The U.S. government "knowingly engaged in non-consensual human medical experimentation on highly vulnerable populations" that resulted in harm. From their offices in the United States, [Public Health Service] and other U.S. entities decided to seek a location where they would be able to carry out more invasive methods of inoculation without ethical scrutiny.

The medical team started with inmates in the national penitentiary, using American taxpayer money to hire prostitutes who tested positive for syphilis or gonorrhea to offer sexual services to inmates.

Guatemalans argued that, consent was given only by the institutions housing the subjects, not by the individuals themselves, that is, prison inmates, orphanage children, and inmates at a mental health institution.

Piper Hendricks, a lawyer for the Guatemalans, said last week that she hoped for an agreement that would avoid litigation and trial. The Associated Press reported,

Attorneys representing the Guatemalans asked the Obama administration to set up an out-of-court claims process similar to those established in the Gulf of Mexico oil spill and the 9/11 terror attacks. But they say they got no response by a Friday deadline and so filed the suit Monday morning.

CNN World reported that the suit compares the project to the Alabama Tuskegee syphilis experiment, except that the U.S. blacks already had the disease while the Guatemalans were deliberately injected with STDs, and were treated with penicillin in an attempt to determine if the dug could do more than just cure the diseases. The study sought to learn if it could prevent them.

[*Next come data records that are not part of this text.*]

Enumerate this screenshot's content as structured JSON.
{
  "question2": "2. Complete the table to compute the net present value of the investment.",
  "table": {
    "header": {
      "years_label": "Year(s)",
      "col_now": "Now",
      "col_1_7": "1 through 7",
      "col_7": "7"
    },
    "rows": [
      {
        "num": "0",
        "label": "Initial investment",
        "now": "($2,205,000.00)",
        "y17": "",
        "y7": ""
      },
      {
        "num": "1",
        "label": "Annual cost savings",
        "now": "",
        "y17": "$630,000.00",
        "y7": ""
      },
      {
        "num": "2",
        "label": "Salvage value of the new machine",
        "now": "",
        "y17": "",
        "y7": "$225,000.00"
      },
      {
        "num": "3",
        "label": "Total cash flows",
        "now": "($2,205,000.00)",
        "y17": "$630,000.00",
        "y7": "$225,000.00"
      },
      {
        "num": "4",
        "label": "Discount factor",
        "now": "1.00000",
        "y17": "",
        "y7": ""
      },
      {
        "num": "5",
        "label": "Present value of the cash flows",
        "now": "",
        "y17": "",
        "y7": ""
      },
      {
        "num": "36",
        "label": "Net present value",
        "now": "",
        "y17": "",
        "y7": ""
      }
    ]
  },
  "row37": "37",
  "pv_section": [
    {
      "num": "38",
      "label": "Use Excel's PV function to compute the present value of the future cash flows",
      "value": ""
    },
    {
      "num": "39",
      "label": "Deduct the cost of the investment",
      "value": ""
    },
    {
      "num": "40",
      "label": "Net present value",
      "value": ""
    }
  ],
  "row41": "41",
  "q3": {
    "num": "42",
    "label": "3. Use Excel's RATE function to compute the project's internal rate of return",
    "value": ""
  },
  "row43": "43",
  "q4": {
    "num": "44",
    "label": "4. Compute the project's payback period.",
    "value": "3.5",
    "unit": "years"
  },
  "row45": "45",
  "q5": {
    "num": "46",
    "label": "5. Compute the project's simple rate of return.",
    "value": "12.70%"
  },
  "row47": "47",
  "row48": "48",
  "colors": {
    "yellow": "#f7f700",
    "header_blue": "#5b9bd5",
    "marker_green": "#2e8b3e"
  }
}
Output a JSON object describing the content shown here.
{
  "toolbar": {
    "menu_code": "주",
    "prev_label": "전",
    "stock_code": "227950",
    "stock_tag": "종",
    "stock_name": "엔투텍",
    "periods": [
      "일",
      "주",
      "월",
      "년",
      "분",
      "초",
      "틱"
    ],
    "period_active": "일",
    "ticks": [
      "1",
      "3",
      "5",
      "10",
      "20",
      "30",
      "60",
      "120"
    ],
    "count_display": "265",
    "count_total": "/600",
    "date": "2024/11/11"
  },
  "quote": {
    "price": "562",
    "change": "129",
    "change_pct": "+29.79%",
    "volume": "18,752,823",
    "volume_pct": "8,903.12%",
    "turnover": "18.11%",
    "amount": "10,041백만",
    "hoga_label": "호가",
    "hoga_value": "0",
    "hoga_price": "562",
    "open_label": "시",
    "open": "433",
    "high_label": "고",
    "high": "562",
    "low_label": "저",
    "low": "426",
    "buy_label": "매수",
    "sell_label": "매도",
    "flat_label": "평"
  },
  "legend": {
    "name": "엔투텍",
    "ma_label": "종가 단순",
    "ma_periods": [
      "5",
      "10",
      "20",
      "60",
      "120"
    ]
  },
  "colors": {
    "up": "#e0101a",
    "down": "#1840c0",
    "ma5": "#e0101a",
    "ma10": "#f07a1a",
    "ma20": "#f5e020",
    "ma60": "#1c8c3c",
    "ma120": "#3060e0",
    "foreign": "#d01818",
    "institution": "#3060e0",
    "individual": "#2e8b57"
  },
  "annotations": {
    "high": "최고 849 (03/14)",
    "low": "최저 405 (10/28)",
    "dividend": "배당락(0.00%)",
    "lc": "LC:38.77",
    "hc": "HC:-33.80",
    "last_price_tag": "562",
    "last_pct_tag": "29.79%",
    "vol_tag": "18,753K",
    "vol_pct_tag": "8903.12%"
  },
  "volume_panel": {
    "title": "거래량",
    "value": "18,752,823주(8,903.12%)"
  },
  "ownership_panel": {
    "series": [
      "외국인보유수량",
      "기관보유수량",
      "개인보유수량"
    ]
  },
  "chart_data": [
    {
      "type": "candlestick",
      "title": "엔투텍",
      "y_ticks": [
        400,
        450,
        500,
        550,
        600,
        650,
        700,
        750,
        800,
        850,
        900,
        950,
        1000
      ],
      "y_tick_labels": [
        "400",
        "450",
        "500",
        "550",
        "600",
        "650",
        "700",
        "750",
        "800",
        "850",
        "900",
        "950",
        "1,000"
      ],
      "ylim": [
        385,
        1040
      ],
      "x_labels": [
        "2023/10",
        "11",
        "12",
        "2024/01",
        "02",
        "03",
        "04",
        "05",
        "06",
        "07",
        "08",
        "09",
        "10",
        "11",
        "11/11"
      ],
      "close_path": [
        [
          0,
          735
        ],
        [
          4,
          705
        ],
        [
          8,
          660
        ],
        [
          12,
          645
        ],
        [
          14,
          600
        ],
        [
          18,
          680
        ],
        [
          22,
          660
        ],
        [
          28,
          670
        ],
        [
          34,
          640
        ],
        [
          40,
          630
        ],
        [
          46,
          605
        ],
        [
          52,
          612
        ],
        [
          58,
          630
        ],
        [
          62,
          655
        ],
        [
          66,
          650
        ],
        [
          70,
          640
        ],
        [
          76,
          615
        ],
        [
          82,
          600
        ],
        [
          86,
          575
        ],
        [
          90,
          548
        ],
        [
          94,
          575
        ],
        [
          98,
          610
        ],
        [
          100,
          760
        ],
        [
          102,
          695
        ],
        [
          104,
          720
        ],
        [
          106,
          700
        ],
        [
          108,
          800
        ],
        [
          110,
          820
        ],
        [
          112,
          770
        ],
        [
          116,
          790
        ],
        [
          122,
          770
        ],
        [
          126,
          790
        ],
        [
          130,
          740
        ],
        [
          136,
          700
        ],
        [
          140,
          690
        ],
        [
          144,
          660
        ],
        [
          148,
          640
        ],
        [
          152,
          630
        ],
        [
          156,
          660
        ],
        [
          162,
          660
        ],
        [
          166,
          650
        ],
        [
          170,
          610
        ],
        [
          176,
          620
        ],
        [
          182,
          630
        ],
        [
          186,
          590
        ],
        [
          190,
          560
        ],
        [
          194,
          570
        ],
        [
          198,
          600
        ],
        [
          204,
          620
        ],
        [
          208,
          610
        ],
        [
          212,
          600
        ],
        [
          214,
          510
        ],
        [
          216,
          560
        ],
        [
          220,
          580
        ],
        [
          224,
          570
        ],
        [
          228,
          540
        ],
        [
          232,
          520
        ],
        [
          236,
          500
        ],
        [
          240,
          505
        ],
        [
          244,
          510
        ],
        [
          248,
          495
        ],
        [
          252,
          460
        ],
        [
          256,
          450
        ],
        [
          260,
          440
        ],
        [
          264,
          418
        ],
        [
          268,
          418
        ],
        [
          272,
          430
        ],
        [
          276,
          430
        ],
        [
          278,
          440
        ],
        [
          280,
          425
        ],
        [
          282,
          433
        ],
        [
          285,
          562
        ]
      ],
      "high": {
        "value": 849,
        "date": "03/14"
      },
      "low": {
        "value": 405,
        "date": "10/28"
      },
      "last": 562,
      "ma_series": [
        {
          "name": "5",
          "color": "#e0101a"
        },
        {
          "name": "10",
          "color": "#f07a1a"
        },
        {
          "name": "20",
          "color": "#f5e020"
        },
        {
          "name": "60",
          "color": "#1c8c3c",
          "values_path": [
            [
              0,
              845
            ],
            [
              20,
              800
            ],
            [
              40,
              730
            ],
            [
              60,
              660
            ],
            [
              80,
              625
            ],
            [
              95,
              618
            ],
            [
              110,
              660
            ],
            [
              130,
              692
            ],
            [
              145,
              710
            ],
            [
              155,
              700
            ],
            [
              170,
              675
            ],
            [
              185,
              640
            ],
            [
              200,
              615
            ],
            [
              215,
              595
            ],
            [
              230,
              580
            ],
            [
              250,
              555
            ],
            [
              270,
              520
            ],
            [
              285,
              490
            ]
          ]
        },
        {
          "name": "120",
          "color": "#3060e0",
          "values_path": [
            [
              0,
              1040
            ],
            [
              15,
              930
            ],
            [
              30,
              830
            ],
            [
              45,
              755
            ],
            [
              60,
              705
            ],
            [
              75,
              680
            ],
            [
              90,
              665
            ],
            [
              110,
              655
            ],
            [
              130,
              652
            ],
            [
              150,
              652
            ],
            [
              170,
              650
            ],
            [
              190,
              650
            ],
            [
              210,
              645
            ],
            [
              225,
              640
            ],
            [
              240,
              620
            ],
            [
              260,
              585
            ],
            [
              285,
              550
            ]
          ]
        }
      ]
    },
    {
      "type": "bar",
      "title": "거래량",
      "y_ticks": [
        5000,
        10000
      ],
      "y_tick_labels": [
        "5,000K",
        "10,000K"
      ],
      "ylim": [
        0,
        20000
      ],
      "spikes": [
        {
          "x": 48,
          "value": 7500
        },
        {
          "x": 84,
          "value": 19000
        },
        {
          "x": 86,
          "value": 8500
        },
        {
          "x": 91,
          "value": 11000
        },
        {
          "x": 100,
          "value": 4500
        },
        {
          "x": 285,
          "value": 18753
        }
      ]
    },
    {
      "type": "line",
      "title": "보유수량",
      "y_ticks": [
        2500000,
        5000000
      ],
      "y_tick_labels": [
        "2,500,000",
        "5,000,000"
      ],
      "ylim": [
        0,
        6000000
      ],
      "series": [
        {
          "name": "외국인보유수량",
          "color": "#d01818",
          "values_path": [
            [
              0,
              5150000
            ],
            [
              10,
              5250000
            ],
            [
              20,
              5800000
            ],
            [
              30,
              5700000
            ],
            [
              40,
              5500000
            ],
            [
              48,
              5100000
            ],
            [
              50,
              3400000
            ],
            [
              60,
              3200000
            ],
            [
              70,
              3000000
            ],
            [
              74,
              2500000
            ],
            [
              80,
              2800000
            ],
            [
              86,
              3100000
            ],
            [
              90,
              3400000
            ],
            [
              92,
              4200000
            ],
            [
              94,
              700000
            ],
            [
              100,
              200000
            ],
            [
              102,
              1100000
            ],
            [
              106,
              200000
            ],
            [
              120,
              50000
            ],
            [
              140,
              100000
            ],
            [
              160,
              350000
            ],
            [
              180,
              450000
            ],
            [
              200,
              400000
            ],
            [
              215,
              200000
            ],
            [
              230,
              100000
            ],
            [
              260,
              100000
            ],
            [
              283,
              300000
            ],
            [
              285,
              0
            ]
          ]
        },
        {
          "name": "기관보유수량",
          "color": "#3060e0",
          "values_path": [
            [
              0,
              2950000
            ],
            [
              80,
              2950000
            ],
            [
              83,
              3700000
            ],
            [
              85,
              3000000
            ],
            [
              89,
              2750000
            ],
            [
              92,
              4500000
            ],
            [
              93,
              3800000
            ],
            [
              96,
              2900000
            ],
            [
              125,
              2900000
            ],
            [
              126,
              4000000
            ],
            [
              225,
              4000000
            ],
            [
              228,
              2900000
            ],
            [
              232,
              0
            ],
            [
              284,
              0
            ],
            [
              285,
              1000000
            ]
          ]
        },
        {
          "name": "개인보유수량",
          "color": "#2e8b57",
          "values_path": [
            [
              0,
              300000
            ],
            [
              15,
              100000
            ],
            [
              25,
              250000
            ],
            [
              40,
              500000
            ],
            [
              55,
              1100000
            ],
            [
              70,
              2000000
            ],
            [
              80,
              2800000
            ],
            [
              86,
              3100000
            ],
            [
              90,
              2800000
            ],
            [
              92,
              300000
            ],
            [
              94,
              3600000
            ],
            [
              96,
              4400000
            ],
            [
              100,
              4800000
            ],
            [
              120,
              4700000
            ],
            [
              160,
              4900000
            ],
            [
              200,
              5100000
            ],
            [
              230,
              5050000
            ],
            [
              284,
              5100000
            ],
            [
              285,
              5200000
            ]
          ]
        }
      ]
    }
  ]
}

The experiment never provided any useful information, and the records were then hidden until Dr. Reverby’s discovery in 2009.

The report didn’t conclusively answer which top U.S. officials approved the study, including the deception inflicted on the Guatemalans.

Last fall, the United States issued a formal apology, coinciding with calls to National Institute of Health Director Francis Collins and Assistant Secretary of State Arturo Valenzuela. Americans were astonished to learn that officials said there were “no formalized regulations regarding protection of human studies during the 40’s” and wondered why the United States needed a formal regulation to know that such practices were wrong.